HAZEL PARK, Mich. — Thoroughbred racing returns to Hazel Park Raceway tonight for the first time since 1984. The track, which opened at 10 Mile and Dequindre in 1949, has been used exclusively for harness racing for the last 30 years.
But because of dwindling attendance and stiff competition from local casinos, the track is gambling that a shift back to thoroughbreds will jump-start its business again.
It’s a gutsy move on the part of Hazel Park. Open year-round for simulcast wagering, the track draws a mostly older crowd, and it desperately needs some young blood to regain its relevancy. In recent weeks, Hazel Park Raceway has invested approximately $250,000 in a new racing surface, a soft sandy loam with a limestone base that’s ideal for thoroughbred horses.
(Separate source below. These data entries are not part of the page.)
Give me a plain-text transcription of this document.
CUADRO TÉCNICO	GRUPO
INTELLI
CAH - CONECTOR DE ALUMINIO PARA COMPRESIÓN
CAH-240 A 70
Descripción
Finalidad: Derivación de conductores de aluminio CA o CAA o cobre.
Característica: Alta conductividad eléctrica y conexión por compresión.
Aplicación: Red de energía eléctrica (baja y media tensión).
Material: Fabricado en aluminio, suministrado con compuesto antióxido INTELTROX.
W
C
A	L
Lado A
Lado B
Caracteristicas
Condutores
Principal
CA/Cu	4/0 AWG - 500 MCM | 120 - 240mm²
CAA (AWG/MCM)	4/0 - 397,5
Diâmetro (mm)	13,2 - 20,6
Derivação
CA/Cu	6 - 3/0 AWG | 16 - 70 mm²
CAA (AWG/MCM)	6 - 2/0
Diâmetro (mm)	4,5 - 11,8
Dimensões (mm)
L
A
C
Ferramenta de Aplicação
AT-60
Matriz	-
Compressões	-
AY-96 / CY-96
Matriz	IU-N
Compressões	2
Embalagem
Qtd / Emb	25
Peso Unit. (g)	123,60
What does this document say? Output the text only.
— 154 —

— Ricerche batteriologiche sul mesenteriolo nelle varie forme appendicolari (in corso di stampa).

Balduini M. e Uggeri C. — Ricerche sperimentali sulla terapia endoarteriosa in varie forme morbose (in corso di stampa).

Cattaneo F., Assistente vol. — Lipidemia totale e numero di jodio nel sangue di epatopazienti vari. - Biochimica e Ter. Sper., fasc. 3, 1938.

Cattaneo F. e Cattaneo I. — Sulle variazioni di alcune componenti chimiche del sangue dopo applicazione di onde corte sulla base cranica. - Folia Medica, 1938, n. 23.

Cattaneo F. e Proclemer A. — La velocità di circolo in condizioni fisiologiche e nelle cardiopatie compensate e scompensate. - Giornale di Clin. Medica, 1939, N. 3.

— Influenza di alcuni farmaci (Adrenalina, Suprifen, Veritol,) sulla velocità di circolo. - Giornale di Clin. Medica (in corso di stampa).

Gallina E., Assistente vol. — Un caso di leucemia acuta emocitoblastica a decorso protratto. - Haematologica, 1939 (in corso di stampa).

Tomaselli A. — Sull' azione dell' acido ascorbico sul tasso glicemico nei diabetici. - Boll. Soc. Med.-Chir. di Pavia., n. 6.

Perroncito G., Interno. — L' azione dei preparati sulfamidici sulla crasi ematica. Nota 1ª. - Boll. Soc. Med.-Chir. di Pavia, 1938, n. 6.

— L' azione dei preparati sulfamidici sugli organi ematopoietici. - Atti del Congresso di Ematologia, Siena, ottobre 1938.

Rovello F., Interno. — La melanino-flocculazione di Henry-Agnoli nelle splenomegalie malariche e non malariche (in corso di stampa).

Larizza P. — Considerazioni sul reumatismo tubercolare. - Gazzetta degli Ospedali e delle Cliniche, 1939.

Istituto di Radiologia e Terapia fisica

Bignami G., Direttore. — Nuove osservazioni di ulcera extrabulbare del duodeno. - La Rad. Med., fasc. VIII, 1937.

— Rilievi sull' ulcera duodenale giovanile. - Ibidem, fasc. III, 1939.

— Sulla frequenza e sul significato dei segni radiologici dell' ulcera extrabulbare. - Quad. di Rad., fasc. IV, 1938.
Leroy McKesson, 98, started working at Hazel Park as a mutuel clerk when it first opened in 1949. These days he’s one of Hazel’s regular horseplayers, wagering on simulcast races from tracks in New York and Philadelphia. McKesson’s hopeful that Hazel Park’s return to live thoroughbred racing is a winning bet.
“I think it’s a good thing,” he says. “It’ll be good for business, and it’ll bring a lot of younger people in. Younger people don’t care too much for trotters. They come for the thoroughbreds.”
Lawrence LeShore is another clubhouse regular. And at 42, he’s one of Hazel Park’s younger patrons. And perhaps its most organized. LeShore maintains multiple systems for playing the horses, with stacks of charts, colored pens, pencils, and markers. He certainly looks like he knows what he’s doing.
Reserved and soft-spoken, LeShore is a man of few words. But when asked how long he's been playing the horses, LeShore answers immediately: “Since I come out the womb."
Early Tuesday morning, Tony Kruzman, a retired schoolteacher and first-time owner, was pacing the apron near the finish line waiting for his horse to come out and exercise for the first time at Hazel Park.
“I’m like an expectant father walking back and forth,” he said.
Kruzman’s horse, a 3-year-old gelding named A Jury of Peers, started training two months ago. Kruzman is hopeful he’ll race here later this summer.
“I’ve fallen in love with this horse,” he said.
Hall of Fame trainer Jack Van Berg, who won the 1987 Kentucky Derby and Preakness with Alysheba, trained horses at Hazel Park for years in the 1960s and ’70s. For the first time in years, Van Berg was back trackside Friday morning.
“I always loved Hazel Park,” he said. “I always thought it was a great thoroughbred track. I always liked the people and the fans of Michigan and Detroit. I think they deserve this. It’s a great thing for the racing fans of Michigan.”
Van Berg and his father, the late Marion Van Berg, enjoyed much success here in Hazel Park’s heyday. “[This] place was packed with people all the time,” Van Berg said. “They like that 5/8-mile track.”
Oak Park native Mike Holmes will be riding at Hazel for the first time in his career tonight. His mount in the first race is the 6 horse, Air It Out. Holmes, whose father and uncle rode competitively here for years, is excited to finally make his debut at Hazel. "You might say it's a family tradition," he says.
Holmes, 41, is an auto mechanic by day and has been racing horses all around the Midwest and Canada for 12 years. On Tuesday, after exercising a few mounts at Hazel Park in the morning, Holmes jumped in his car and made a 10-hour round trip to Indiana for a 15-second quarterhorse race, filling in for the injured Lee Gates.
Aboard Botticelli Shake in the ninth race, Holmes came in first.
"I was so glad I could get the job done for Lee," he said.
With the failure of thoroughbred racing to take root in recent years at other Michigan tracks, including Great Lakes Downs in Muskegon and Pinnacle Race Course near Metro Airport, Hazel Park’s latest bet appears to be a long shot.
But after months of preparation, Hazel Park is expecting a big crowd tonight. Van Berg will be signing copies of his biography, From Grit to Glory, and one of Hazel’s first female jockeys, Jeannie Maxwell, will also be on hand.
Hazel Park will host nine races tonight, eight of which will be four furlongs in distance.
Post time for the first race is 7:30 p.m. Admission is free.
Hazel Park Raceway is located at 1650 E. 10 Mile Rd.
For tonight’s entries, visit equibase.com.